El metro me ha soplado al oido que no se trata tanto de que quiero leer sino que es lo que puedo leer. Al final como todo en esta vida la lectura también está condicionada por miles de circunstancias. Además las editoriales no suelen tener piedad de los lectores. No de la gente, sino de los lectores. Existen personas que leen y otras que se someten a la lectura. Algo asi como especie de ayuda psicológica que suele terminar en una incómoda diarrea de pensamientos turbios… pero bueno, no todos quieren “secar su cerebro” con páginas llenas de rebajas oportunistas. Hace meses que leo libros que no sé que hacer con ellos. Menos mal que el abrigo que llevo tiene unos bolsillos prominentes donde cabe de todo, son casi como los de don Pimpom.
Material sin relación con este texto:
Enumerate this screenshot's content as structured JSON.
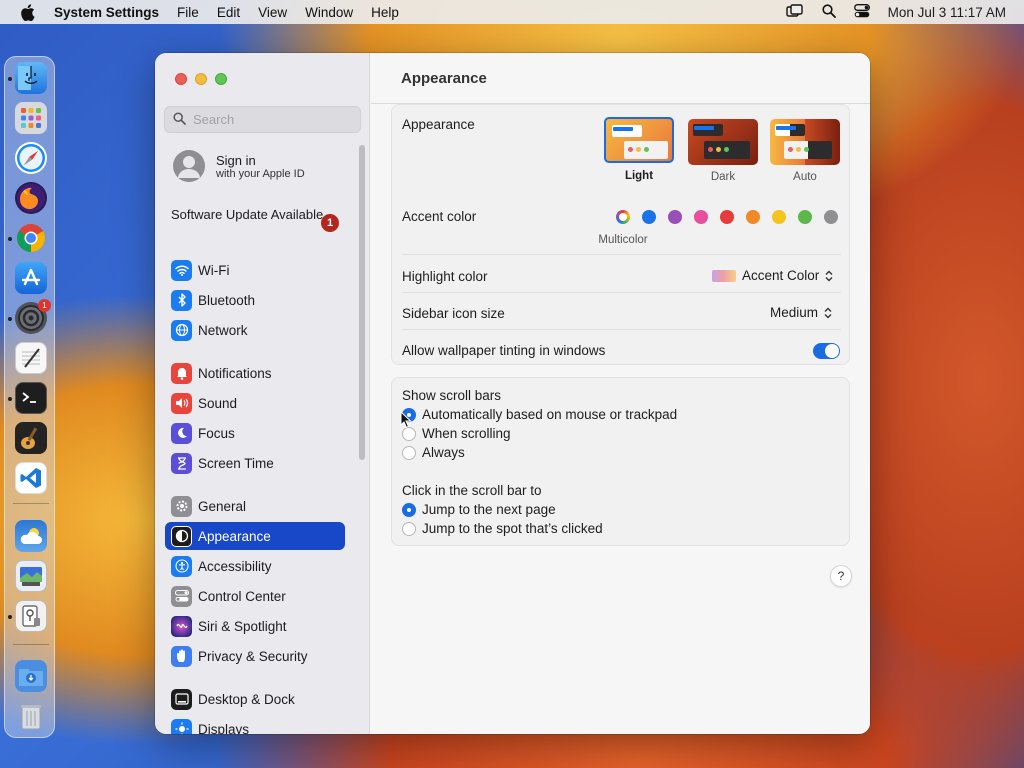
{
  "menubar": {
    "apple_icon": "apple-logo",
    "app_name": "System Settings",
    "items": [
      "File",
      "Edit",
      "View",
      "Window",
      "Help"
    ],
    "clock": "Mon Jul 3  11:17 AM",
    "status_icons": [
      "screen-mirroring-icon",
      "spotlight-search-icon",
      "control-center-icon"
    ]
  },
  "dock": {
    "apps": [
      "Finder",
      "Launchpad",
      "Safari",
      "Firefox",
      "Chrome",
      "App Store",
      "System Settings",
      "TextEdit",
      "Terminal",
      "GarageBand",
      "Visual Studio Code",
      "Weather",
      "Preview",
      "Script Editor",
      "Downloads",
      "Trash"
    ],
    "settings_badge": "1"
  },
  "sidebar": {
    "search_placeholder": "Search",
    "signin_title": "Sign in",
    "signin_subtitle": "with your Apple ID",
    "update_label": "Software Update Available",
    "update_badge": "1",
    "items": [
      {
        "label": "Wi-Fi",
        "color": "#1a7cf0"
      },
      {
        "label": "Bluetooth",
        "color": "#1a7cf0"
      },
      {
        "label": "Network",
        "color": "#1a7cf0"
      },
      {
        "label": "Notifications",
        "color": "#e8453c"
      },
      {
        "label": "Sound",
        "color": "#e8453c"
      },
      {
        "label": "Focus",
        "color": "#5a4fd6"
      },
      {
        "label": "Screen Time",
        "color": "#5a4fd6"
      },
      {
        "label": "General",
        "color": "#8e8e93"
      },
      {
        "label": "Appearance",
        "color": "#1c1c1e"
      },
      {
        "label": "Accessibility",
        "color": "#1a7cf0"
      },
      {
        "label": "Control Center",
        "color": "#8e8e93"
      },
      {
        "label": "Siri & Spotlight",
        "color": "#3a2f8f"
      },
      {
        "label": "Privacy & Security",
        "color": "#3f7ef0"
      },
      {
        "label": "Desktop & Dock",
        "color": "#1c1c1e"
      },
      {
        "label": "Displays",
        "color": "#1a7cf0"
      }
    ],
    "selected": "Appearance"
  },
  "content": {
    "title": "Appearance",
    "appearance": {
      "label": "Appearance",
      "options": [
        "Light",
        "Dark",
        "Auto"
      ],
      "selected": "Light"
    },
    "accent": {
      "label": "Accent color",
      "selected_name": "Multicolor",
      "colors": [
        "#1a73e8",
        "#9b4fb6",
        "#e84e9c",
        "#e63c3c",
        "#f08a24",
        "#f4c51c",
        "#5cb84a",
        "#8e8e93"
      ]
    },
    "highlight": {
      "label": "Highlight color",
      "value": "Accent Color"
    },
    "sidebar_icon_size": {
      "label": "Sidebar icon size",
      "value": "Medium"
    },
    "wallpaper_tinting": {
      "label": "Allow wallpaper tinting in windows",
      "enabled": true
    },
    "scroll_bars": {
      "label": "Show scroll bars",
      "options": [
        "Automatically based on mouse or trackpad",
        "When scrolling",
        "Always"
      ],
      "selected": "Automatically based on mouse or trackpad"
    },
    "scroll_click": {
      "label": "Click in the scroll bar to",
      "options": [
        "Jump to the next page",
        "Jump to the spot that’s clicked"
      ],
      "selected": "Jump to the next page"
    },
    "help": "?"
  }
}
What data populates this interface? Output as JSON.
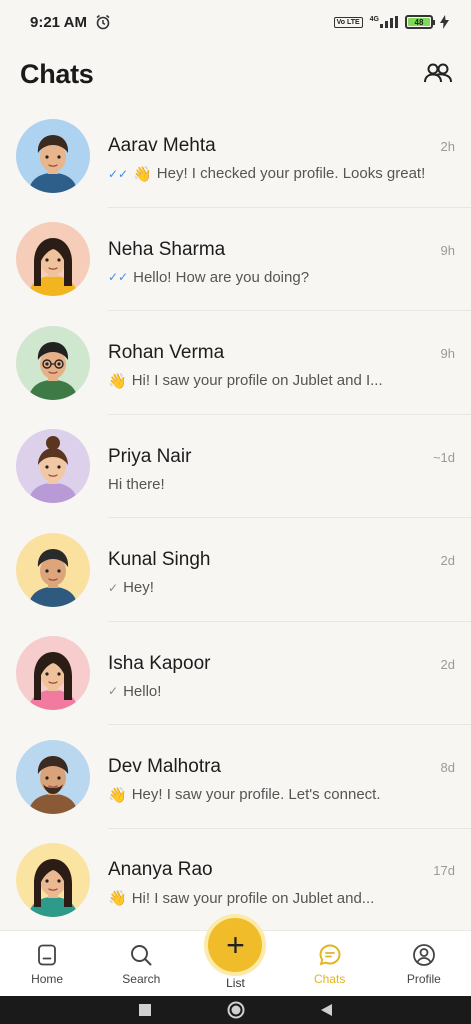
{
  "status_bar": {
    "time": "9:21 AM",
    "alarm_icon": "alarm-icon",
    "volte": "Vo LTE",
    "network": "4G",
    "battery": "48",
    "charging_icon": "bolt-icon"
  },
  "header": {
    "title": "Chats",
    "action_icon": "people-icon"
  },
  "chats": [
    {
      "name": "Aarav Mehta",
      "time": "2h",
      "tick": "double-blue",
      "emoji": "👋",
      "message": "Hey! I checked your profile. Looks great!",
      "avatar_bg": "#aed3f0"
    },
    {
      "name": "Neha Sharma",
      "time": "9h",
      "tick": "double-blue",
      "emoji": "",
      "message": "Hello! How are you doing?",
      "avatar_bg": "#f6cdb8"
    },
    {
      "name": "Rohan Verma",
      "time": "9h",
      "tick": "",
      "emoji": "👋",
      "message": "Hi! I saw your profile on Jublet and I...",
      "avatar_bg": "#cfe6cf"
    },
    {
      "name": "Priya Nair",
      "time": "~1d",
      "tick": "",
      "emoji": "",
      "message": "Hi there!",
      "avatar_bg": "#ddd0ea"
    },
    {
      "name": "Kunal Singh",
      "time": "2d",
      "tick": "single-grey",
      "emoji": "",
      "message": "Hey!",
      "avatar_bg": "#fbe1a0"
    },
    {
      "name": "Isha Kapoor",
      "time": "2d",
      "tick": "single-grey",
      "emoji": "",
      "message": "Hello!",
      "avatar_bg": "#f7cccc"
    },
    {
      "name": "Dev Malhotra",
      "time": "8d",
      "tick": "",
      "emoji": "👋",
      "message": "Hey! I saw your profile. Let's connect.",
      "avatar_bg": "#b9d7ef"
    },
    {
      "name": "Ananya Rao",
      "time": "17d",
      "tick": "",
      "emoji": "👋",
      "message": "Hi! I saw your profile on Jublet and...",
      "avatar_bg": "#fbe3a2"
    }
  ],
  "bottom_nav": {
    "items": [
      {
        "label": "Home",
        "icon": "home-icon"
      },
      {
        "label": "Search",
        "icon": "search-icon"
      },
      {
        "label": "List",
        "icon": "plus-icon"
      },
      {
        "label": "Chats",
        "icon": "chat-icon"
      },
      {
        "label": "Profile",
        "icon": "profile-icon"
      }
    ],
    "active": "Chats",
    "accent": "#f0bc2a"
  },
  "system_nav": {
    "items": [
      "square-icon",
      "circle-icon",
      "back-triangle-icon"
    ]
  }
}
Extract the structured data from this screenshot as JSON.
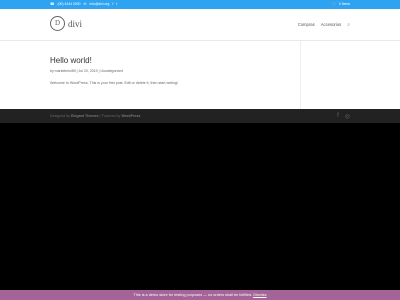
{
  "topbar": {
    "phone": "(00) 4444 0000",
    "email": "info@divi.org",
    "social": [
      "f",
      "t"
    ],
    "cart": "0 Items",
    "bg": "#2ea3f2"
  },
  "header": {
    "logo_mark": "D",
    "logo_text": "divi",
    "nav": [
      "Compras",
      "Accesorios"
    ],
    "search_icon": "search-icon"
  },
  "post": {
    "title": "Hello world!",
    "meta": "by marketmini89  |  Jul 20, 2019  |  Uncategorized",
    "excerpt": "Welcome to WordPress. This is your first post. Edit or delete it, then start writing!"
  },
  "footer": {
    "designed_by": "Designed by",
    "author": "Elegant Themes",
    "powered_by": "Powered by",
    "platform": "WordPress",
    "social": [
      "f",
      "ig"
    ]
  },
  "notice": {
    "text": "This is a demo store for testing purposes — no orders shall be fulfilled.",
    "dismiss": "Dismiss",
    "bg": "#a46497"
  }
}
Pero aun siendo profundos de vez en cuando hay que hacer limpia del equipaje que uno lleva y entonces descubres que has dedicado tiempo y neuronas a libros abusones y pendencieros, que durante horas te tomaron el pelo… sobre todo me preocupa que Cronos me pueda abroncar el día de mañana, o que Lope de Vega, cada vez que me vea, me diga con disimulado enfado “no espabilas, desgraciado!”.